Heydrichs Plan bezweckte die Rationalisierung der Judenverfolgung und ihre systematische Ausdehnung auf alle unter deutschem Zugriff stehenden Gebiete, die es von „rund elf Millionen Juden“ zu „säubern“ galt. Sie sollten in Ghettos und Konzentrationslager nach Polen deportiert und dort durch „natürliche Verminderung“ infolge von Zwangsarbeit vernichtet werden. „Der allfällig verbleibende Restbestand wird (…) entsprechend behandelt werden müssen, da dieser, eine natürliche Auslese darstellend, bei Freilassung als Keimzelle eines neuen jüdischen Aufbaues anzusprechen ist.“

Mit der Wannseekonferenz begann eine Mordmaschinerie anzulaufen, an der zahlreiche Institutionen, Ämter, Industriebetriebe sowie Teile der SS, der Polizei und des Militärs beteiligt waren und die insgesamt Hunderttausende von Menschen beschäftigte. Etwa sechs Millionen Menschen fielen der historisch einzigartigen, rassenideologisch motivierten Vernichtungsaktion, dem größten Verbrechen in der Menschheitsgeschichte, zum Opfer.

In diese Mordmaschinerie gerieten nun auch die Fürstenauer Juden.

Im Spätherbst 1941 begannen in Westfalen die Vorbereitung zur Deportation.

Am 20.11.1941 versammelten sich unter Leitung des stellvertretenden Gauleiters Stangier hohe Beamte des Oberpräsidiums, des Oberfinanzpräsidiums, der Polizei und einige Parteifunktionäre zu einer Besprechung, auf der die organisatorischen Fragen hinsichtlich der Deportation geklärt werden sollten.

Den größten Teil der Besprechung nahm die Inbesitznahme und die Verteilung des jüdischen Vermögens, insbesondere der Wohnungen und des Mobiliars ein.

Nach Weisung der Staatspolizeistelle Münster hatte nunmehr die Stapoaußenstelle Bielefeld für den organisatorischen Ablauf der Deportation zu sorgen.

Die betroffenen Juden wurden über die bevorstehende Deportation unterrichtet, die sich hinter Begriffen wie „Umsiedlung“, „Abwanderung nach dem Osten“ oder „Evakuierung“ verbarg.
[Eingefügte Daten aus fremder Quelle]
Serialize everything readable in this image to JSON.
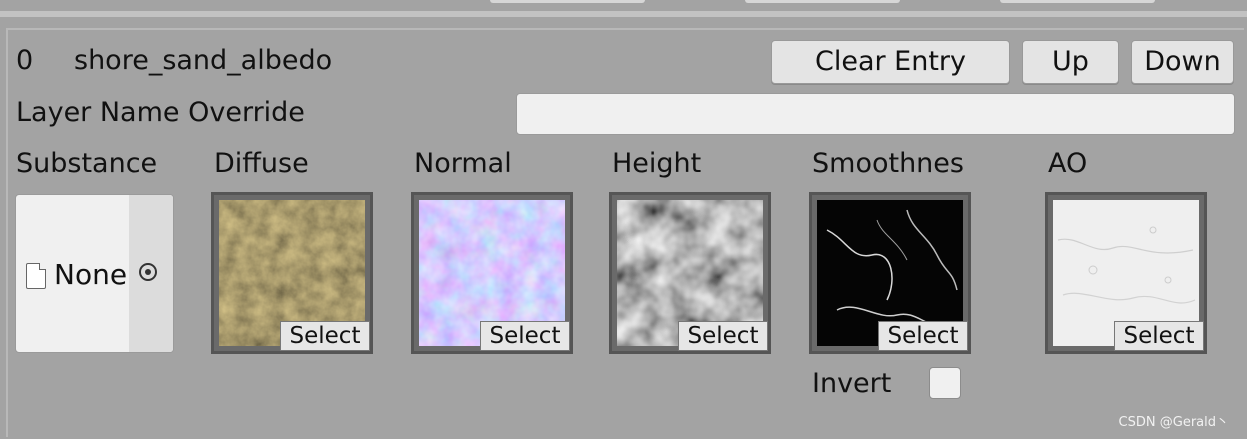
{
  "entry": {
    "index": "0",
    "name": "shore_sand_albedo",
    "buttons": {
      "clear": "Clear Entry",
      "up": "Up",
      "down": "Down"
    }
  },
  "layer_override": {
    "label": "Layer Name Override",
    "value": ""
  },
  "substance": {
    "label": "Substance",
    "value": "None"
  },
  "slots": {
    "diffuse": {
      "label": "Diffuse",
      "button": "Select",
      "color": "#5a4a2a"
    },
    "normal": {
      "label": "Normal",
      "button": "Select",
      "color": "#7a7ae0"
    },
    "height": {
      "label": "Height",
      "button": "Select",
      "color": "#6a6a6a"
    },
    "smoothness": {
      "label": "Smoothnes",
      "button": "Select",
      "color": "#0a0a0a"
    },
    "ao": {
      "label": "AO",
      "button": "Select",
      "color": "#ededed"
    }
  },
  "invert": {
    "label": "Invert",
    "checked": false
  },
  "watermark": "CSDN @Gerald丶"
}
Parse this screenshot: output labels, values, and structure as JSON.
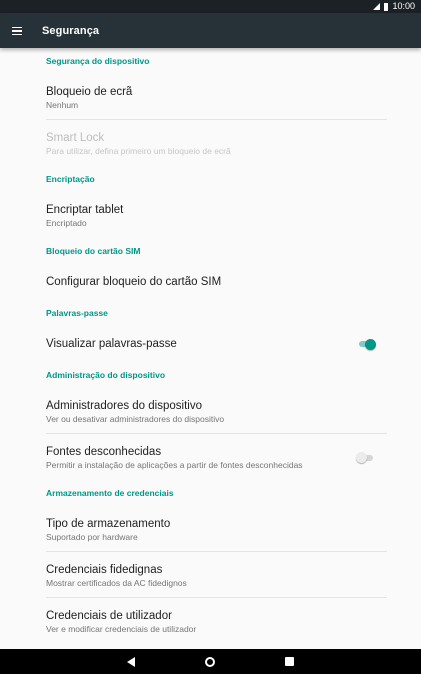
{
  "status_bar": {
    "time": "10:00"
  },
  "app_bar": {
    "title": "Segurança"
  },
  "sections": {
    "device_security": "Segurança do dispositivo",
    "encryption": "Encriptação",
    "sim_lock": "Bloqueio do cartão SIM",
    "passwords": "Palavras-passe",
    "device_admin": "Administração do dispositivo",
    "credential_storage": "Armazenamento de credenciais"
  },
  "items": {
    "screen_lock": {
      "title": "Bloqueio de ecrã",
      "subtitle": "Nenhum"
    },
    "smart_lock": {
      "title": "Smart Lock",
      "subtitle": "Para utilizar, defina primeiro um bloqueio de ecrã"
    },
    "encrypt_tablet": {
      "title": "Encriptar tablet",
      "subtitle": "Encriptado"
    },
    "sim_lock": {
      "title": "Configurar bloqueio do cartão SIM"
    },
    "show_passwords": {
      "title": "Visualizar palavras-passe",
      "checked": true
    },
    "device_admins": {
      "title": "Administradores do dispositivo",
      "subtitle": "Ver ou desativar administradores do dispositivo"
    },
    "unknown_sources": {
      "title": "Fontes desconhecidas",
      "subtitle": "Permitir a instalação de aplicações a partir de fontes desconhecidas",
      "checked": false
    },
    "storage_type": {
      "title": "Tipo de armazenamento",
      "subtitle": "Suportado por hardware"
    },
    "trusted_credentials": {
      "title": "Credenciais fidedignas",
      "subtitle": "Mostrar certificados da AC fidedignos"
    },
    "user_credentials": {
      "title": "Credenciais de utilizador",
      "subtitle": "Ver e modificar credenciais de utilizador"
    }
  },
  "colors": {
    "accent": "#009688",
    "app_bar": "#263238",
    "background": "#fafafa"
  }
}
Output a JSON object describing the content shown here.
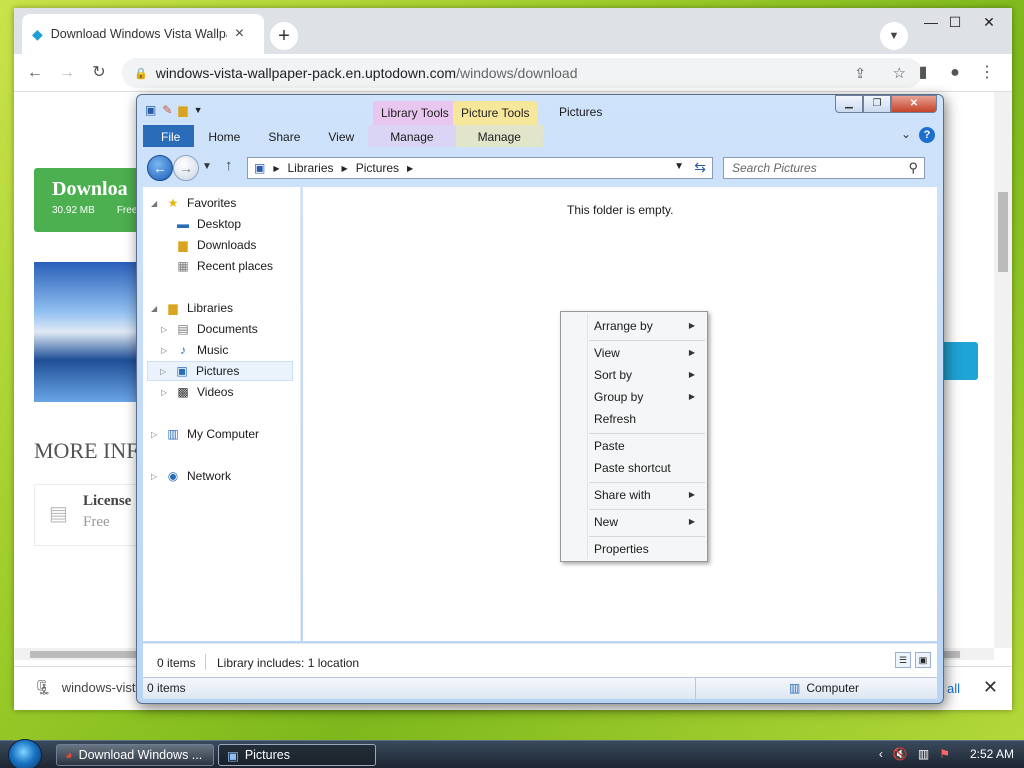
{
  "browser": {
    "tab_title": "Download Windows Vista Wallpa",
    "tab_close": "×",
    "new_tab": "+",
    "url_host": "windows-vista-wallpaper-pack.en.uptodown.com",
    "url_path": "/windows/download",
    "window_controls": {
      "minimize": "—",
      "maximize": "☐",
      "close": "✕"
    }
  },
  "webpage": {
    "download_label": "Downloa",
    "download_size": "30.92 MB",
    "download_free": "Free",
    "more_info": "MORE INFO",
    "license_label": "License",
    "license_value": "Free",
    "download_bar_file": "windows-vista",
    "download_bar_showall": "all"
  },
  "explorer": {
    "title": "Pictures",
    "context_tabs": [
      {
        "label": "Library Tools",
        "color": "#e8c6f0"
      },
      {
        "label": "Picture Tools",
        "color": "#f6e79a"
      }
    ],
    "ribbon_tabs": [
      "File",
      "Home",
      "Share",
      "View",
      "Manage",
      "Manage"
    ],
    "address": {
      "crumbs": [
        "Libraries",
        "Pictures"
      ]
    },
    "search_placeholder": "Search Pictures",
    "empty_message": "This folder is empty.",
    "nav": {
      "favorites": "Favorites",
      "desktop": "Desktop",
      "downloads": "Downloads",
      "recent": "Recent places",
      "libraries": "Libraries",
      "documents": "Documents",
      "music": "Music",
      "pictures": "Pictures",
      "videos": "Videos",
      "computer": "My Computer",
      "network": "Network"
    },
    "status": {
      "items": "0 items",
      "library_info": "Library includes: 1 location",
      "items_bottom": "0 items",
      "computer": "Computer"
    }
  },
  "context_menu": {
    "arrange_by": "Arrange by",
    "view": "View",
    "sort_by": "Sort by",
    "group_by": "Group by",
    "refresh": "Refresh",
    "paste": "Paste",
    "paste_shortcut": "Paste shortcut",
    "share_with": "Share with",
    "new": "New",
    "properties": "Properties"
  },
  "taskbar": {
    "items": [
      "Download Windows ...",
      "Pictures"
    ],
    "clock": "2:52 AM"
  }
}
Bei den ersten Verschleppungen glaubten noch viele an die Überführung in ein Arbeitslager, weil man neben den zugestandenen 50 kg Gepäck sowie Lebensmittel für drei Wochen auch Handwerkszeug und sogar Nähmaschinen mitnehmen durfte. Noch am Morgen des Transports waren mit der sprichwörtlichen deutschen Gründlichkeit noch zahlreiche Formulare auszufüllen und Unterschriften zu leisten. Die Beamten der Ortspolizei hafteten persönlich für die Sicherstellung von Wertgegenständen, für den Einzug von Bargeld, den Versand des Reisegepäcks, das Abstellen von Licht in den Wohnungen und für das Versiegeln der Wohnungen.

Diese erste Massendeportation am 10. Dezember 1941 nach Riga erfasste auch einen Großteil der Juden aus Fürstenau.
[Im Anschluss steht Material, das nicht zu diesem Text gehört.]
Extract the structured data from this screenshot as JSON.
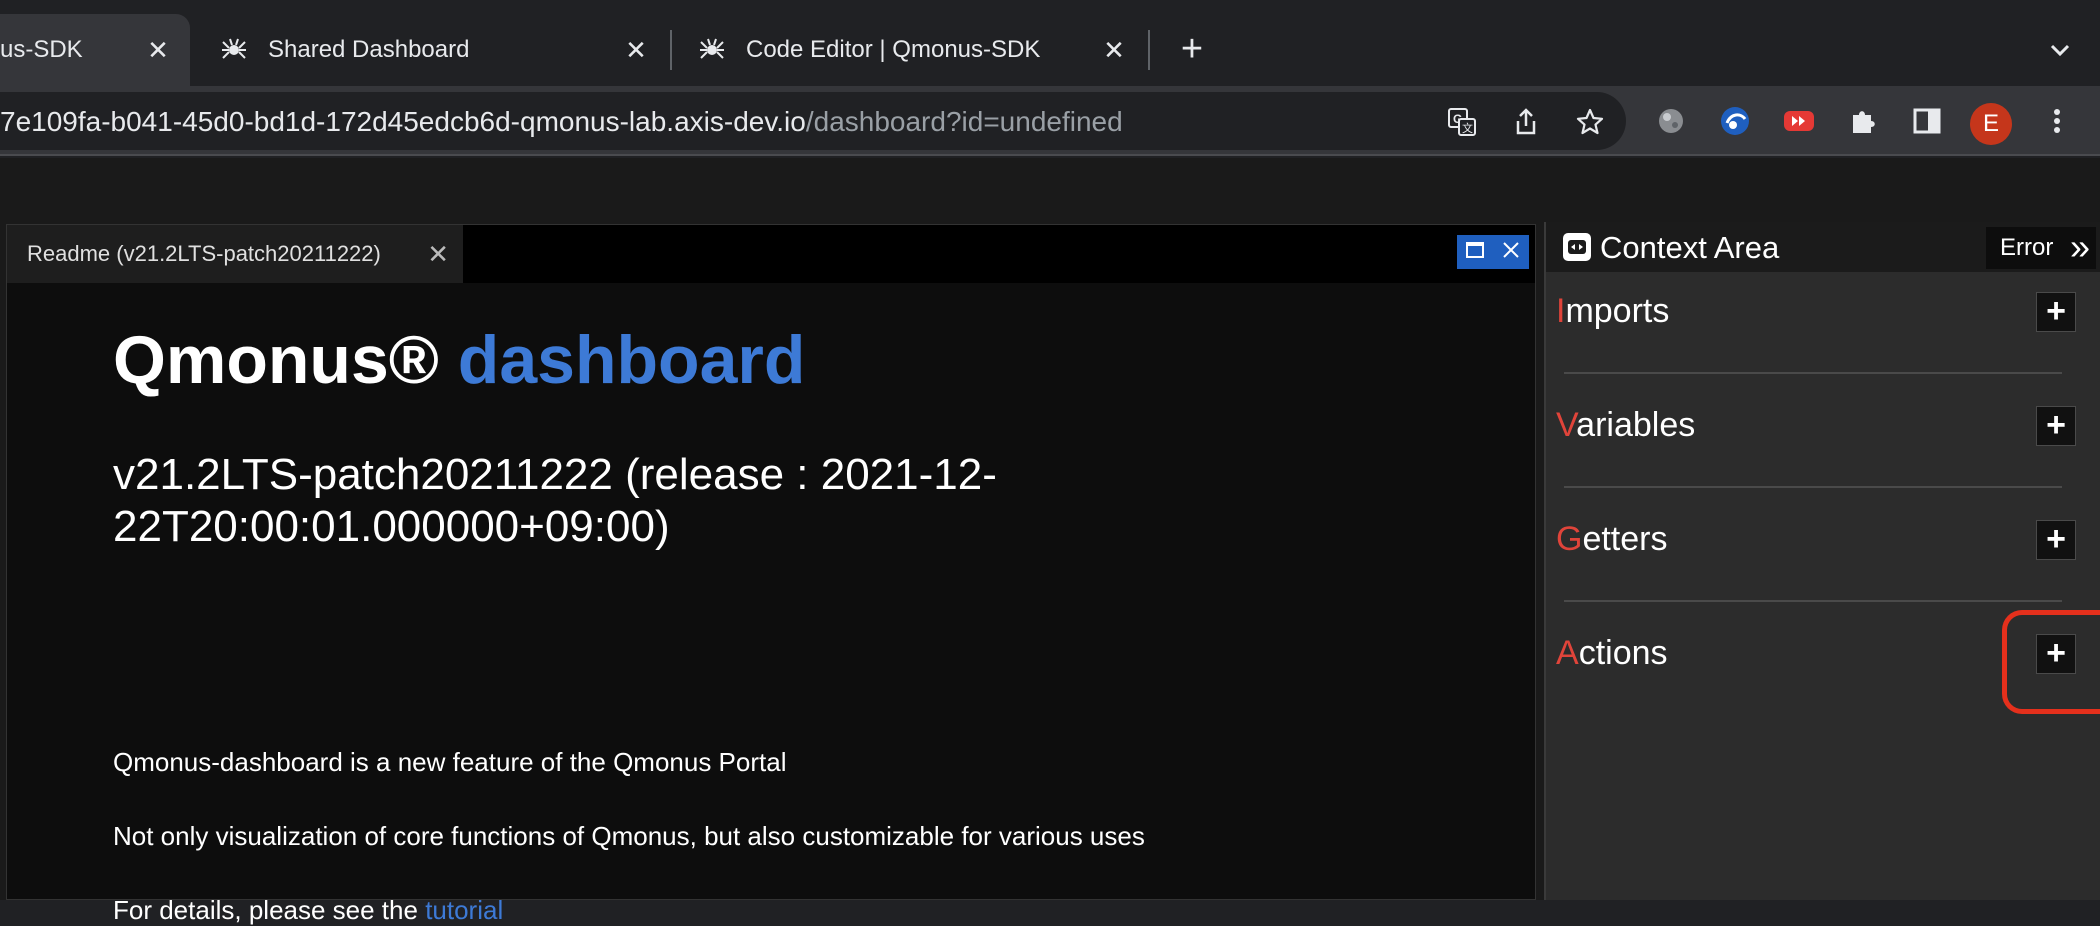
{
  "tabs": [
    {
      "title": "us-SDK",
      "active": true
    },
    {
      "title": "Shared Dashboard",
      "active": false
    },
    {
      "title": "Code Editor | Qmonus-SDK",
      "active": false
    }
  ],
  "new_tab_label": "+",
  "address_bar": {
    "host": "7e109fa-b041-45d0-bd1d-172d45edcb6d-qmonus-lab.axis-dev.io",
    "path": "/dashboard?id=undefined"
  },
  "profile": {
    "initial": "E"
  },
  "panel": {
    "tab_label": "Readme (v21.2LTS-patch20211222)",
    "heading_main": "Qmonus®",
    "heading_accent": "dashboard",
    "version_line": "v21.2LTS-patch20211222 (release : 2021-12-22T20:00:01.000000+09:00)",
    "paragraph_1": "Qmonus-dashboard is a new feature of the Qmonus Portal",
    "paragraph_2": "Not only visualization of core functions of Qmonus, but also customizable for various uses",
    "paragraph_3_prefix": "For details, please see the ",
    "paragraph_3_link": "tutorial"
  },
  "context_area": {
    "title": "Context Area",
    "error_label": "Error",
    "sections": [
      {
        "first": "I",
        "rest": "mports"
      },
      {
        "first": "V",
        "rest": "ariables"
      },
      {
        "first": "G",
        "rest": "etters"
      },
      {
        "first": "A",
        "rest": "ctions"
      }
    ],
    "add_label": "+"
  },
  "colors": {
    "accent_blue": "#3d7ad6",
    "section_initial_red": "#e0443a",
    "highlight_red": "#e5301c",
    "avatar": "#c5361b"
  }
}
In dem obenstehenden Schreiben des Oberpräsi-denten der Provinz Westfalen v. 2. Juni 1942 wird lapidar mitgeteilt, dass die darin aufgeführten jüdischen Eigentümer der Ge-meinde Fürstenau nach Riga „evakuiert“ seien.
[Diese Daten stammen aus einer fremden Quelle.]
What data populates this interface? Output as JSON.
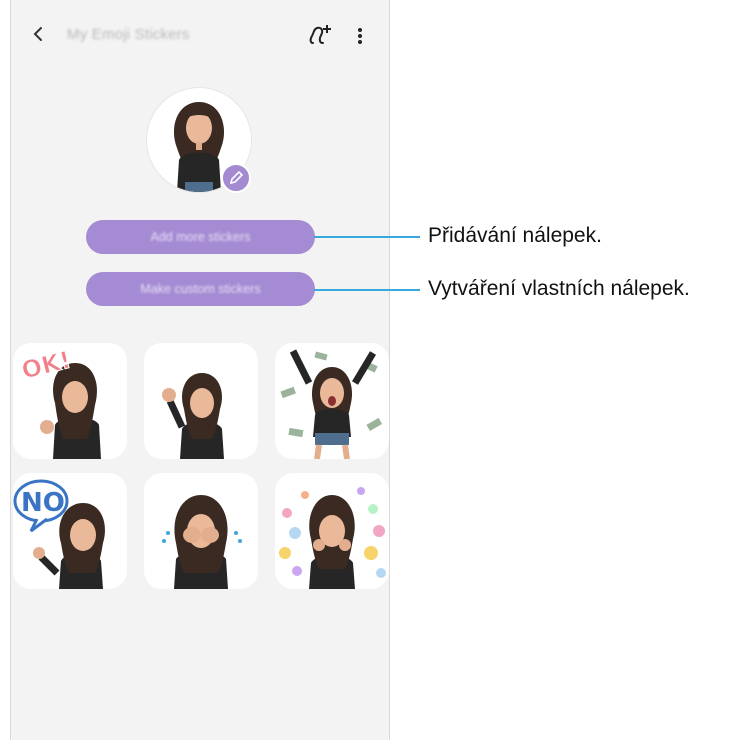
{
  "header": {
    "title": "My Emoji Stickers",
    "back_icon": "chevron-left-icon",
    "add_icon": "add-emoji-icon",
    "more_icon": "more-vert-icon"
  },
  "buttons": {
    "add_more": "Add more stickers",
    "make_custom": "Make custom stickers"
  },
  "callouts": {
    "add_more": "Přidávání nálepek.",
    "make_custom": "Vytváření vlastních nálepek."
  },
  "stickers": [
    {
      "name": "sticker-ok",
      "text": "OK!"
    },
    {
      "name": "sticker-wave",
      "text": ""
    },
    {
      "name": "sticker-money-rain",
      "text": ""
    },
    {
      "name": "sticker-no",
      "text": "NO"
    },
    {
      "name": "sticker-crying",
      "text": ""
    },
    {
      "name": "sticker-hearts",
      "text": ""
    }
  ],
  "colors": {
    "accent": "#a58bd3",
    "callout_line": "#3aa7df",
    "background": "#f3f3f3"
  }
}
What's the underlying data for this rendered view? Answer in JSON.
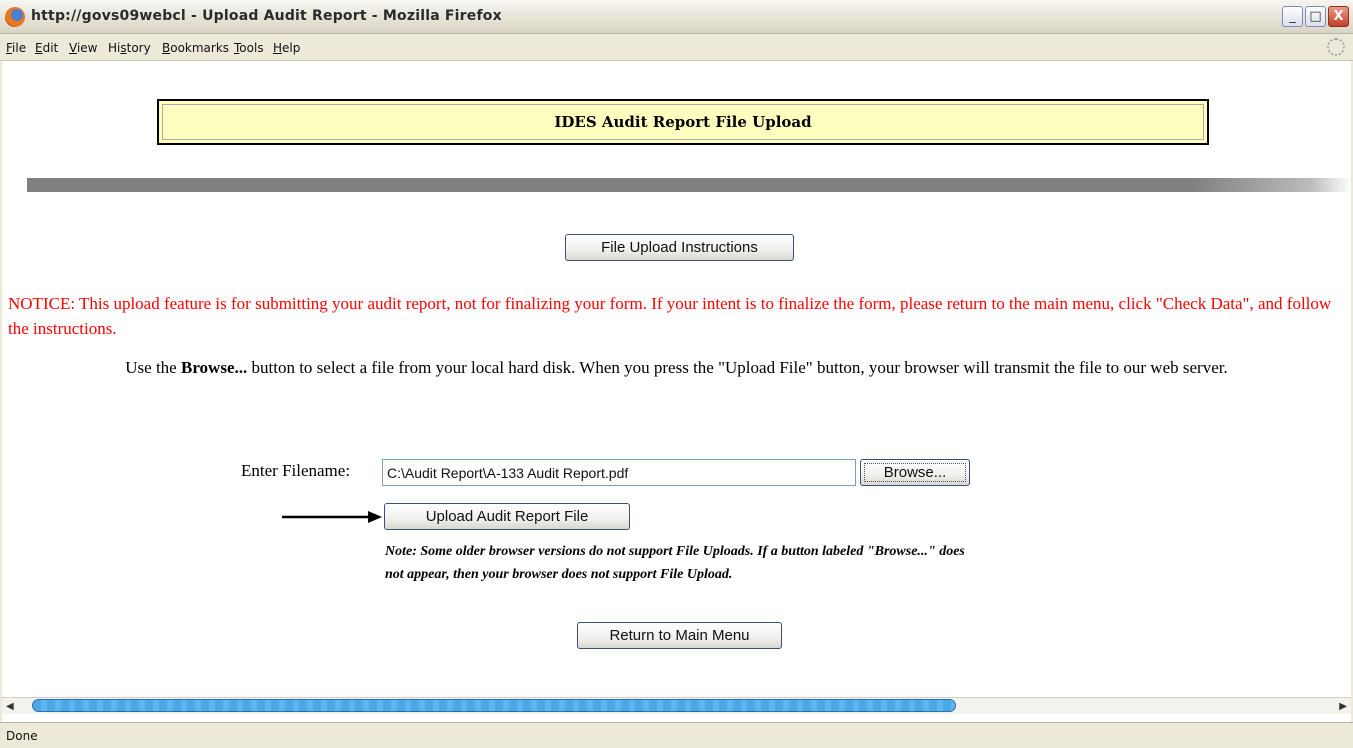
{
  "window": {
    "title": "http://govs09webcl - Upload Audit Report - Mozilla Firefox",
    "controls": [
      "_",
      "□",
      "X"
    ]
  },
  "menu": [
    {
      "label": "File",
      "accel": "F",
      "rest": "ile"
    },
    {
      "label": "Edit",
      "accel": "E",
      "rest": "dit"
    },
    {
      "label": "View",
      "accel": "V",
      "rest": "iew"
    },
    {
      "label": "History",
      "pre": "Hi",
      "accel": "s",
      "rest": "tory"
    },
    {
      "label": "Bookmarks",
      "accel": "B",
      "rest": "ookmarks"
    },
    {
      "label": "Tools",
      "accel": "T",
      "rest": "ools"
    },
    {
      "label": "Help",
      "accel": "H",
      "rest": "elp"
    }
  ],
  "page": {
    "banner_title": "IDES Audit Report File Upload",
    "instructions_button": "File Upload Instructions",
    "notice": "NOTICE: This upload feature is for submitting your audit report, not for finalizing your form. If your intent is to finalize the form, please return to the main menu, click \"Check Data\", and follow the instructions.",
    "description_pre": "Use the ",
    "description_bold": "Browse...",
    "description_post": " button to select a file from your local hard disk. When you press the \"Upload File\" button, your browser will transmit the file to our web server.",
    "filename_label": "Enter Filename:",
    "filename_value": "C:\\Audit Report\\A-133 Audit Report.pdf",
    "browse_button": "Browse...",
    "upload_button": "Upload Audit Report File",
    "note_line1": "Note: Some older browser versions do not support File Uploads. If a button labeled \"Browse...\" does",
    "note_line2": "not appear, then your browser does not support File Upload.",
    "return_button": "Return to Main Menu"
  },
  "status": {
    "text": "Done"
  },
  "colors": {
    "banner_bg": "#ffffc0",
    "notice_text": "#ff0000",
    "divider": "#808080",
    "scroll_thumb": "#4aa8e6"
  }
}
Wo sich die Frauen, Männer und Kinder am 10. Dezember zur „Evakuierung“ einzufinden hatten, bestimmte der Ortspolizist. In Fürstenau hatten sich die Juden auf dem Platz vor der Kirche und dem Geschäft Welling bereitzuhalten.

Dazu  Zeitzeugen:

Ich kann mich noch erinnern, als die Bachmanns abgeholt wurden, Wir Kinder waren zuhause und hörten gegenüber dieses Geschrei und einen ungewöhnlichen Lärm.

Ich schob die Gardine etwas zur Seite, um nachzusehen, was da los sei, und blickte in einen Gewehrlauf. Ich zog mich erschrocken zurück und wagte nicht mehr, aus dem Fenster zu sehen.“

Ich weiß noch, wie die Juden am 10. Dez. 1941 abgeholt wurden. Da stand bei Wellings auf dem Platz, also vor der Kirche, ein Lastwagen und dort wurden sie bis auf zwei aufgeladen. Meine Mutter und wir Kinder standen hinter der Gardine und meine Mutter weinte und sagte auf plattdeutsch, ich höre es noch wie heute: „Die sehen wir nicht wieder!“

 

In einem Massenquartier im Saal der Bielefelder Gaststätte „Kyffhäuser“ wurden die seit dem 10. Dezember eintreffenden Deportationsopfer untergebracht. Dort übernahm die Geheime Staatspolizei (Gestapo) die weitere Abwicklung.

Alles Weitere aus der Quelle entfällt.